Polícia já estuda criação de um ''batalhão do ruído''

Ideia foi discutida com a Prefeitura e prevê, entre outras coisas, a aplicação de multas contra infratores no momento do flagrante

FILIPE VILICIC e MARCELO GODOY, O Estado de S.Paulo

20 de junho de 2010 | 00h00

Um batalhão de policiais militares equipados com decibelímetros pode ajudar a resolver o problema do barulho em São Paulo. Eles flagrariam os infratores e aplicariam a multa na hora, com base no Código de Trânsito Brasileiro ou na legislação municipal que regula a poluição sonora. A medida ainda é apenas uma ideia, mas já foi discutida pelo Comando da Polícia Militar com a Prefeitura. O modelo a ser seguido seria o do policiamento de trânsito ou o da repressão aos camelôs ilegais.

A PM aguarda a homologação pelo Departamento Nacional de Trânsito (Denatran) de decibelímetros para passar a multar já os carros que fazem muito barulho. Nesse caso, a medida atingiria em cheio quem para o veículo na rua, abre as portas e liga o som no último volume. Esse costume é motivo de 35,5% das reclamações por barulho feitas ao 190.

Atualmente, essa fiscalização é feita pelo Programa de Silêncio Urbano (Psiu), que nos últimos dois anos recebeu 75,7 mil chamados e atendeu 69 mil reclamações. Mas, como os fiscais da Prefeitura nem sempre vão na hora verificar barulho, a reclamação sobra para a PM, que só em 2009 teve de atender 255.646 casos.

Ocorrências. Após o chamado, costuma existir uma espera - emergências têm prioridade e os PMs só vão atrás do barulho quando não há nada mais importante para atender. Além disso, a maioria das queixas não dá em nada. Isso porque os incomodados teriam de ir até a delegacia registrar a reclamação, na frente do vizinho barulhento, para existir algum tipo de punição. Mas, como a maioria não quer prestar queixa na delegacia, sobra à PM pouca coisa para fazer além de pedir para abaixar o som. Em apenas 649 casos dos 255 mil atendidos em 2009 pela PM - 0,25% do total -, a vítima do barulho foi à delegacia.

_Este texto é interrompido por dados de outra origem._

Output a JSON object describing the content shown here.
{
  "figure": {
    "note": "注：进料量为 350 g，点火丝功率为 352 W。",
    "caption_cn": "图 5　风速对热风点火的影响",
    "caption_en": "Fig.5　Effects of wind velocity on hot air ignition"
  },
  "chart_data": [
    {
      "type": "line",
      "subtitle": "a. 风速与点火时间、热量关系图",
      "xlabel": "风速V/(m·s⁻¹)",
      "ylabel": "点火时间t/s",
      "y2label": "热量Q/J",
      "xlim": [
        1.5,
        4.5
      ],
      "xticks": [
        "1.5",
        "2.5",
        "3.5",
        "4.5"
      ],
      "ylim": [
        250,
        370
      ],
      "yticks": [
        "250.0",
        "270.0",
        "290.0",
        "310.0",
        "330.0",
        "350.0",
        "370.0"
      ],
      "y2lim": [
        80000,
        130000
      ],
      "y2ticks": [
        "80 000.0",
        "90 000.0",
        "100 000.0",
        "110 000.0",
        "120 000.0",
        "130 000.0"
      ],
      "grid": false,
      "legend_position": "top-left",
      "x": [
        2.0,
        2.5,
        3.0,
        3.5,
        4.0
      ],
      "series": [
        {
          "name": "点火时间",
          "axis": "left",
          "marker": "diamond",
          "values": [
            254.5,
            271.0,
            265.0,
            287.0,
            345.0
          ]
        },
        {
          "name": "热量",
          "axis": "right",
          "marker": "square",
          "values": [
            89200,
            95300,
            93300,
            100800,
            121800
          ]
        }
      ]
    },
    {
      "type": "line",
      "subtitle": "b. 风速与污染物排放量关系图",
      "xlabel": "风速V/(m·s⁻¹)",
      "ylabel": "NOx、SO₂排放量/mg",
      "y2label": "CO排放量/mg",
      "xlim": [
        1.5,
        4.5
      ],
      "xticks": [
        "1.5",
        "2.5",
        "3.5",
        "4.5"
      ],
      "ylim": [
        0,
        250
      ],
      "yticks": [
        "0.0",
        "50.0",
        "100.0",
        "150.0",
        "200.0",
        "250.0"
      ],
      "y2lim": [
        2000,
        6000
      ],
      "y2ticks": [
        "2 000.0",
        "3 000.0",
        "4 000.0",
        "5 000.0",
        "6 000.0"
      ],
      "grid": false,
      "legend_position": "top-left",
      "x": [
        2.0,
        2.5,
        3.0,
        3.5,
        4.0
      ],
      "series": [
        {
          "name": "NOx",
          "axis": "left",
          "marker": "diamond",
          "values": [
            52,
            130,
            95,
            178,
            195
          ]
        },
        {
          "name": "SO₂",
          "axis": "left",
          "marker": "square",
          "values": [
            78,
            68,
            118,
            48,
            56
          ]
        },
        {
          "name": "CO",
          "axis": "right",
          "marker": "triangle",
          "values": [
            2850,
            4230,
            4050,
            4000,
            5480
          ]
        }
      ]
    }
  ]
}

Além de não querer ser o chato da vizinhança nem sofrer represálias, a vítima de barulho tem outra razão para não aparecer: a pena é ínfima. Quando é possível comprovar a infração, o acusado costuma ter o processo suspenso em troca de cestas básicas. "Mas é preciso também dizer que há os que reclamam de barulho até de fogos de artifício no ano-novo", diz o major, referindo-se aos exageros.

A quantidade de chamados para casos não graves deixa o 190 tão atarefado que a PM estuda a criação de um novo número só para atendê-los. Seria uma espécie de 190 do que não é urgente, como discussões de vizinhos, brigas de marido e mulher, barulho, perda de documento, furto etc. A ideia é que o atual 190 atenda só emergências, como ocorre com o 911 nos Estados Unidos. "Há quem, na melhor das intenções, ligue para o 190 para desejar Feliz Natal. Nós agradecemos, mas esta não é chamada de emergência", disse o major.

O 190 atende 35 mil chamados diários em média de segunda a quinta - e cerca de 30 mil nos fins de semana. O chamado auxílio ao público - informações, por exemplo - representa cerca de 20 mil deles. Trotes chegam a 5 mil por dia e 6,9 mil telefonemas durante a semana provocam o envio de viatura da PM a um local de crime ou contravenção. De sexta a domingo esse número cai para 5,5 mil.